No—that was how Kennedy himself would have described the incident. As a matter of fact she went with him for the Saturday, as she had often done before, and they were to return in time for supper at Zoe’s flat, where Deb had arranged to stay for what was left of the night, because it was easier just to roll over on to the sofa in the sitting-room, than to worry about busses or trains to South Kensington. She was shedding the fundamental home-instinct that the black hours must necessarily be spent in one’s bedroom with all accompanying accessories of property. Really, once the sacred custom was broken, one could tumble to sleep anywhere; at an inn, or on a divan with two or three other girls, or—in hot weather—out of doors.... Yes, she had grown lax over the geography of her nights. It was easy enough to ’phone Aunt Stella and say: “I’m staying with so-and-so till to-morrow.” “Very well, child—have a good time.” Stella supposed that so-and-so had a spare bedroom, and could lend Deb a nightgown. Gradually Deb trained them not to worry even if she omitted to ’phone her whereabouts; a ’phone was not always handy—“You’ll know I’m all right.”
And all this—for nothing at all. The girl’s behaviour, submitted to the essential interrogation, was as orthodox as her circumstances might be the reverse. That night at Seaview for instance—the sea was entirely a matter of fiction, but Cliffe insisted that such a name must shed a disguise of Philistine respectability over any dwelling. It was not even the dramatically inevitable outcome of a swiftly discovered passion setting them aflame and beyond all reason and remembrance; or else to be explained by a set of automatic coincidences, such as misunderstanding with the rest of the party, or a faulty time-table or a fog. Certainly it was raining rather drearily; and Cliffe declared that the prospect of Zoe and her surrounding aura of Soho waiters and impresarios and macaroni-merchants rendered him faint with boredom ... and they were having rather a jolly talk about something-or-other ... and there was plenty of cold-stuff supper in the larder.... And Deb was in a sort of fancy dress—she had discarded her wet and muddy tweed skirt for a pair of white knickers of Cliffe’s, which, with her own loose red-bordered white serge sailor smock, gave her the look of a trim and dashing principal boy in pantomime. She disliked the bother of resuming her skirt again.

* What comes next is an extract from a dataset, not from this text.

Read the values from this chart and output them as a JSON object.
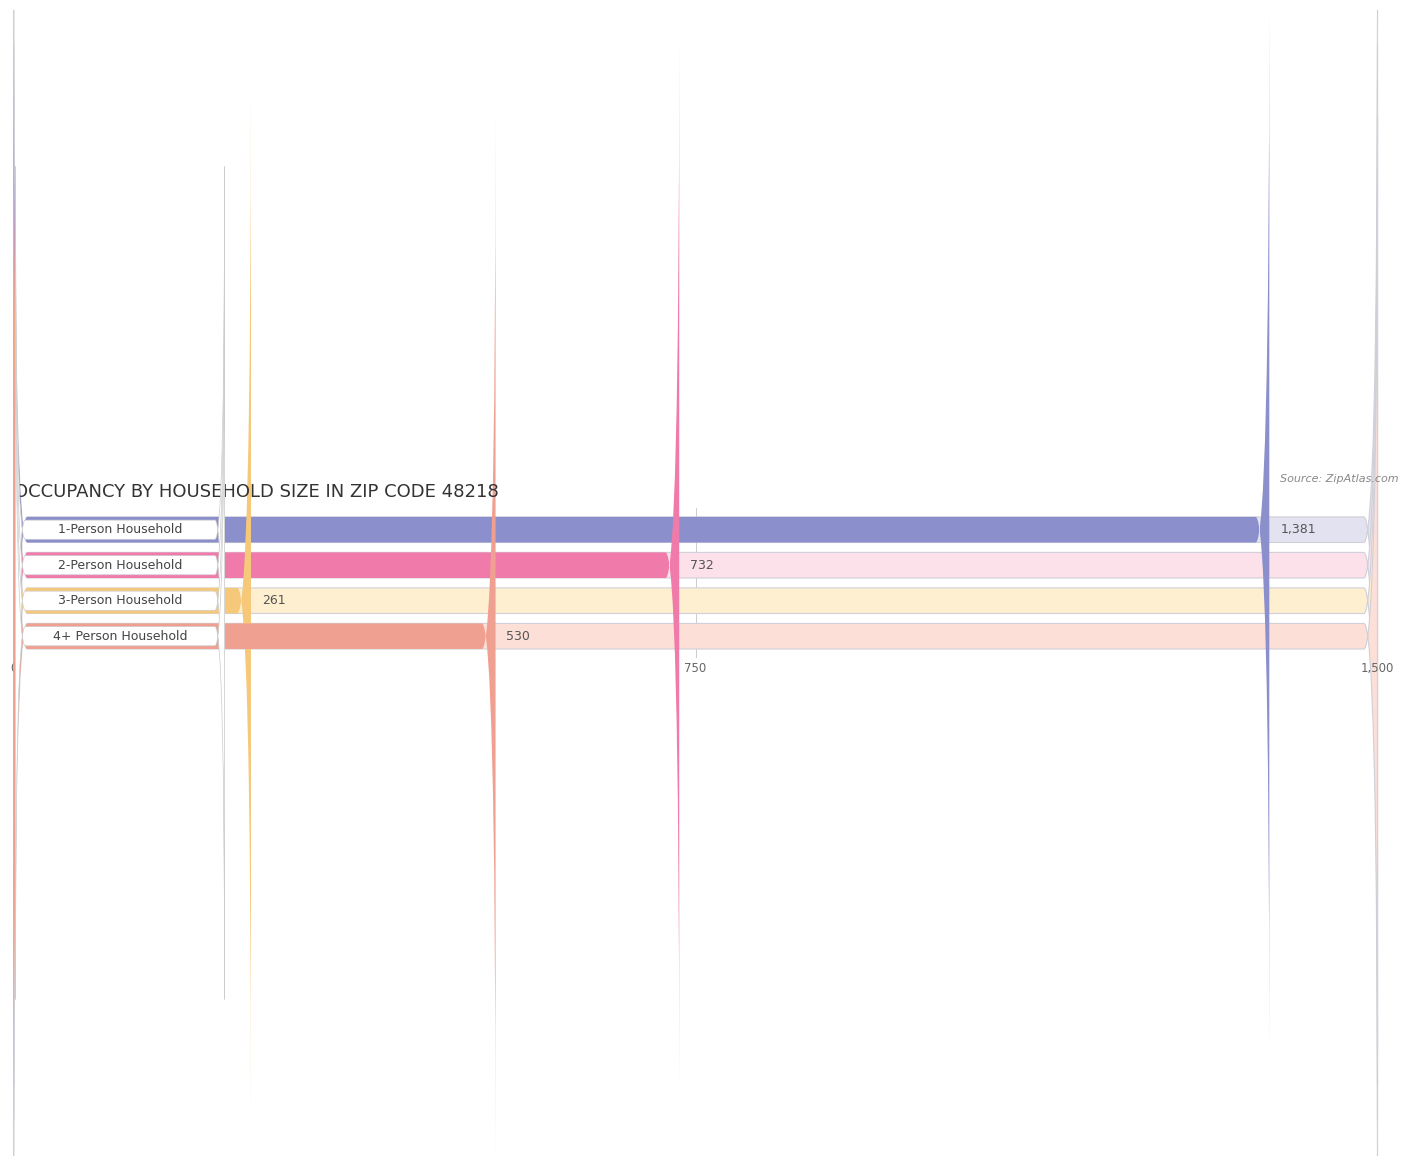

“Oh, well, let’s stop on here,” said Cliffe impatiently. “Why do I pay a high rent if not to be able to talk quietly with a pal now and then, without interruption?”
“Five-and-six a week, isn’t it?” Deb indolently let lapse the question of their imminent return.
“Six-and-six. And cheap at that.”
“I suppose the baby-farm next door reduces the price. They do seem to make more noise than ordinary home-babies.”
Cliffe grinned. “The landlord tried to argue that out as a special convenience ... ‘So handy just to drop it over the wall!’”
“When you first mentioned your country cottage to me, Cliffe, I pictured it with a thatched roof and an orchard and roses round the door.”
“‘Make me love mother more’” he hummed. “Curious psychological effect some vegetation seems to have! But what a hopelessly conventional imagination is yours, Deborah. Is it likely I’d be found dead in one of those old-fashioned traps for sentiment and earwigs? Seaview is a futurist conception of what a country cottage ought to be, in its stark, splendid ugliness.”
Seaview was a yellow-brick workman’s house, standing in a row with five others of the same build ... bare of ornamentation, and with the straight road to High Wycombe directly outside the door.